Bu kadar acımasız, bu kadar makine düzeninde, bu kadar ruhsuz bir söylemi, evet evet, bırakın hatta bu söylemle incitilen kitleleri; bırakın politikayı, bırakın oy hesaplarını.. böylesine kan kokan bir söylemi, bir kahvehanede, bir oyun bahçesinde, bir lisede, herhangi bir yerde duysanız irkilmez misiniz? İşte bu söylemi, hem de Meclis kürsüsünde, hem de iktidar olma iddiasındaki bir muhalefet partisinin sözcüsü gerçekleştirebiliyor.

Sıradan aklı olan bir kişi dahi, özellikle muhalefetteyken böyle bir söylem yapılamayacağını bilir. İktidara gelirsiniz, realiteyle karşılaşırsınız ve reaksiyon gösterirsiniz. Belki anaları yine ağlatırsınız, ancak söylemezsiniz! Bakın analar ağlayacak tabii diye..
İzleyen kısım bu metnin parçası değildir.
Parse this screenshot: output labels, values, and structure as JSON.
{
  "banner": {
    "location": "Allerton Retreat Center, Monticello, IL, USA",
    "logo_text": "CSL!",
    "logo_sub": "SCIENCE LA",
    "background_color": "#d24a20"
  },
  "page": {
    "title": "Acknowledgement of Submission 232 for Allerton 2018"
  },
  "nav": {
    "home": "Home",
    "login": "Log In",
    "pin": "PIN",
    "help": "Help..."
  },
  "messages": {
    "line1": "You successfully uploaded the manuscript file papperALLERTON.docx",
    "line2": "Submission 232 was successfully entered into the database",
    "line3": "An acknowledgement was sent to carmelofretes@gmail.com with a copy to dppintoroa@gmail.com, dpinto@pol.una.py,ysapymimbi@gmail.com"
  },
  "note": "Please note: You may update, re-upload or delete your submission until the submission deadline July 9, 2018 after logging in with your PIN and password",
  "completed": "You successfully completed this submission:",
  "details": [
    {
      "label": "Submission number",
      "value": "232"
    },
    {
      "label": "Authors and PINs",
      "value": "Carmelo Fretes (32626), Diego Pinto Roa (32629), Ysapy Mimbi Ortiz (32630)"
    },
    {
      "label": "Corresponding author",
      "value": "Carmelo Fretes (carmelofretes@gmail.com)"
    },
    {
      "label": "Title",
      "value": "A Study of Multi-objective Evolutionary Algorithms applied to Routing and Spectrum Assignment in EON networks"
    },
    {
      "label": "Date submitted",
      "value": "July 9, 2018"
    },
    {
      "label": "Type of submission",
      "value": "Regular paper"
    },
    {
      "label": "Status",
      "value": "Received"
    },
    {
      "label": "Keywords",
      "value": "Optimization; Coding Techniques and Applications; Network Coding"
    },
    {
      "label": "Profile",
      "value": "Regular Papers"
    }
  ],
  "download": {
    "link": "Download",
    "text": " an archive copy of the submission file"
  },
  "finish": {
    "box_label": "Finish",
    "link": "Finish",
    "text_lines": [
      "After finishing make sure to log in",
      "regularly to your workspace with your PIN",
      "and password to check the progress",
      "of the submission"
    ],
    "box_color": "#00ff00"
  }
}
Türkiye'nin çıkmazı budur. Türkiye'nin çıkmazı, hem sol olma iddiasında, hem statükoyu koruma iddiasında olan kafası karışık CHP; Türkiye'nin çıkmazı, bunca yıl CHP'nin ana tabanı olmasına rağmen, CHP'nin içindeki bu bağnaz kafayı söküp atmayı başaramayan kitlelerdir.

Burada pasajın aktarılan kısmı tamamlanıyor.